Chapter 4 Quality control

4.1 FastQC

Quality control (QC) is fundamental and is involved in all RNA-Seq pre-processing. After sequencing the reads, you need to check the quality of the sequencing and FastQC does this very well. FastQC presents in a simple way some checks control on raw sequence data resulting from high-throughput sequencing. This tool shows the problems that exist in the data, problems that can result in misinterpretations of the biological result. Many works have used FastQC as it accepts SAM or BAM alignment files or raw files such as FASTQ. In addition, it provides the results in graphical form of the main sequencing metrics.

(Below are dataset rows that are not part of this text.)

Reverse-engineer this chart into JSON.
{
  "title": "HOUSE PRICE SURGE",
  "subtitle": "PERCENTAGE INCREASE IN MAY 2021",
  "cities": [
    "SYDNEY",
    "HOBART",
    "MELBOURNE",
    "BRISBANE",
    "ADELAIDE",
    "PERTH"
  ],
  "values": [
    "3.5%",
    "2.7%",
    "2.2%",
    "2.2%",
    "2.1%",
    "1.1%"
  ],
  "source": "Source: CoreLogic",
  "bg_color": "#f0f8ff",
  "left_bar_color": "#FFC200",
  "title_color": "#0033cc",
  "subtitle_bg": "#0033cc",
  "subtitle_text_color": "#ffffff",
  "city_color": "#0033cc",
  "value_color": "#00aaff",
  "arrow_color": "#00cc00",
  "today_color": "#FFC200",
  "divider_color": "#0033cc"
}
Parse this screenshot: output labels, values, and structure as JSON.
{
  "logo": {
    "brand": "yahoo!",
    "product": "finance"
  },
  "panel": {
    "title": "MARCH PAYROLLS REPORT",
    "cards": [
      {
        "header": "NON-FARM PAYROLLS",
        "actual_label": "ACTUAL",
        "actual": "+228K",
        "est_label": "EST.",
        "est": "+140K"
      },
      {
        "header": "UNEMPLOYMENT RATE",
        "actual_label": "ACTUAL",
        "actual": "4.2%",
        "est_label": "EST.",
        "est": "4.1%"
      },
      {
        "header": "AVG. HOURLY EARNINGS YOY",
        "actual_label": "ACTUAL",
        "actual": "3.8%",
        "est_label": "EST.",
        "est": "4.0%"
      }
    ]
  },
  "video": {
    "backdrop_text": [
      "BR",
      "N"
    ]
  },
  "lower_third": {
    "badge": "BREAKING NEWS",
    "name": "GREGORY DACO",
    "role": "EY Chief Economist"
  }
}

FastQC can be run with a graphical interface, but we will run it in the terminal. For didactic purposes, we will work with the dummy samples that are in 0-samples:

ls ~/PreProcSEQ-main/0-samples

We are going to use FastQC to generate the quality reports for each FASTQ file. In this case, the samples are in 0-samples and the FastQC result, we will save in 1-qualityControl_beforeTrimming/outputFastqc:

fastqc ~/PreProcSEQ-main/0-samples/*.fastq -o ~/PreProcSEQ-main/1-qualityControl_beforeTrimming/outputFastqc

You can verify that output files were generated for each FASTQ file:

ls ~/PreProcSEQ-main/1-qualityControl_beforeTrimming/outputFastqc

The .zip file contains the information and metrics used for QC. The .html file covers QC graphically:

firefox ~/PreProcSEQ-main/1-qualityControl_beforeTrimming/outputFastqc/sample_01_R1_fastqc.html

4.2 MultiQC

MultiQC aggregates bioinformatics analysis results from many samples into a single report. This is what we are going to do with the data generated earlier with FastQC. Let’s set the files generated by FastQC as input. The MultiQC result will be stored in 1-qualityControl_beforeTrimming/outputMultiqc:

multiqc ~/PreProcSEQ-main/1-qualityControl_beforeTrimming/outputFastqc/. -o ~/PreProcSEQ-main/1-qualityControl_beforeTrimming/outputMultiqc

The result of MultiQC is in 1-qualityControl_beforeTrimming/outputMultiqc:

ls ~/PreProcSEQ-main/1-qualityControl_beforeTrimming/outputMultiqc

We can view the HTML file in a web browser:

firefox ~/PreProcSEQ-main/1-qualityControl_beforeTrimming/outputMultiqc/multiqc_report.html

Figure 1 shows the main graphic results of QC generated by FastQC with MultiQC. Sequencing was generally good (Figure 1.A), all read positions will have average phred quality scores above 30. The average quality of each read was also good (Figure 1.B), some reads had averages of phred scores that were in the yellow and red region, but most were in the green region. As for the content of unidentified bases (N), the content was low, but there were Ns in the readings (Figure 1.C). Finally, adapters were found in the analyzed dataset (Figure 1.D). However, the content was not enough to be in the yellow or red region.

Figure 1: Quality control. The background color indicates whether the region is bad (red), acceptable (yellow), and great (green). In (A), (B) and (C) each line represents a FASTQ file of the project. (A) Average of quality scores. The X axis represents the position of the nucleotides and the Y axis indicates the quality score on the phred scale. (B) Quality score by sequence. The X axis represents the average phred score and the Y axis indicates the number of readings. (C) N content. The X axis represents the position of the base and the Y axis indicates the amount of N in percentage. (D) Content of adapters. Each line represents an adapter type.